Saturday, 3 Zulhijjah 1443 / 02 July 2022

Kemenkes: Kasus Omicron Indonesia Bertambah 21 Pasien

Rabu 29 Dec 2021 16:42 WIB

Red: Ratna Puspita

Kementerian Kesehatan (Kemenkes) RI mengumumkan kasus Omicron di Tanah Air bertambah 21 pasien sehingga totalnya menjadi 68 pasien pada 29 Desember 2021. (Foto: Juru Bicara Vaksinasi Covid-19 Kementerian Kesehatan (Kemenkes) Siti Nadia Tarmizi)

Kementerian Kesehatan (Kemenkes) RI mengumumkan kasus Omicron di Tanah Air bertambah 21 pasien sehingga totalnya menjadi 68 pasien pada 29 Desember 2021. (Foto: Juru Bicara Vaksinasi Covid-19 Kementerian Kesehatan (Kemenkes) Siti Nadia Tarmizi)

Foto: DOk BNPB
Kasus positif Covid-19 varian Omicron di Indonesia sampai saat ini sebanyak 68 orang.

REPUBLIKA.CO.ID, JAKARTA -- Kementerian Kesehatan (Kemenkes) RI mengumumkan kasus Omicron di Tanah Air bertambah 21 pasien pada Rabu (29/12). Angka tersebut didominasi para pelaku perjalanan luar negeri.

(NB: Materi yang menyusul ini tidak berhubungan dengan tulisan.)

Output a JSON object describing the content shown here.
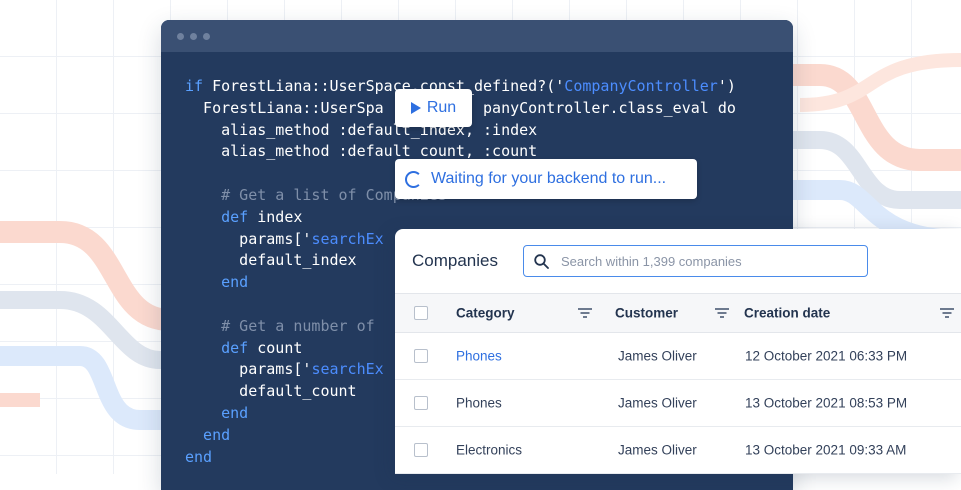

"Adanya kasus Omicron Indonesia karena adanya perjalanan dari beberapa negara, seperti Arab Saudi dan Turki, sehingga masyarakat diimbau untuk mempertimbangkan (jika ingin) berlibur ke sana," kata Juru Bicara Vaksinasi Covid-19 Kementerian Kesehatan (Kemenkes) Siti Nadia Tarmizi melalui keterangan tertulis yang diterima di Jakarta, Rabu.

Baca Juga

Dengan adanya tambahan kasus tersebut, data kasus positif Covid-19 varian Omicron di Indonesia sampai saat ini berjumlah total 68 orang. Nadia mengatakan, 21 kasus baru itu merupakan pelaku perjalanan luar negeri, yang terdiri atas 16 Warga Negara Indonesia (WNI) dan lima warga negara asing (WNA).

Negara kedatangan paling banyak adalah Arab Saudi dan Turki. Sampai saat ini kasus Omicron di Indonesia kebanyakan dari pelaku perjalanan luar negeri.

Saat dikonfirmasi terkait keterangan tersebut, Nadia mengimbau masyarakat untuk tidak panik menghadapi masuknya Omicron di Indonesia. Nadia mengatakan upaya pelacakan kasus sedang diintensifkan di berbagai daerah untuk mendeteksi dini penyebaran Omicron sehingga dapat dicegah.

"Memang sejak semalam ada beberapa peristiwa evakuasi pasien di beberapa fasilitas pelayanan kesehatan, tapi belum tentu juga Omicron, bisa saja Covid-19 saja," katanya.

Nadia mengatakan, pengetatan di pintu masuk negara terus dilakukan, terutama di perbatasan laut dan darat. "Positivity rate di pintu masuk laut dan darat 10 kali lebih tinggi daripada di udara," katanya.

Nadia mengimbau masyarakat untuk mengurangi mobilitas dan tetap disiplin melaksanakan protokol kesehatan. "Kesadaran diri dan menahan keinginan berpergian harus dilakukan. Saya meminta masyarakat untuk bekerja sama mencegah penularan virus Covid-19 dengan menahan diri tidak bepergian," ujarnya.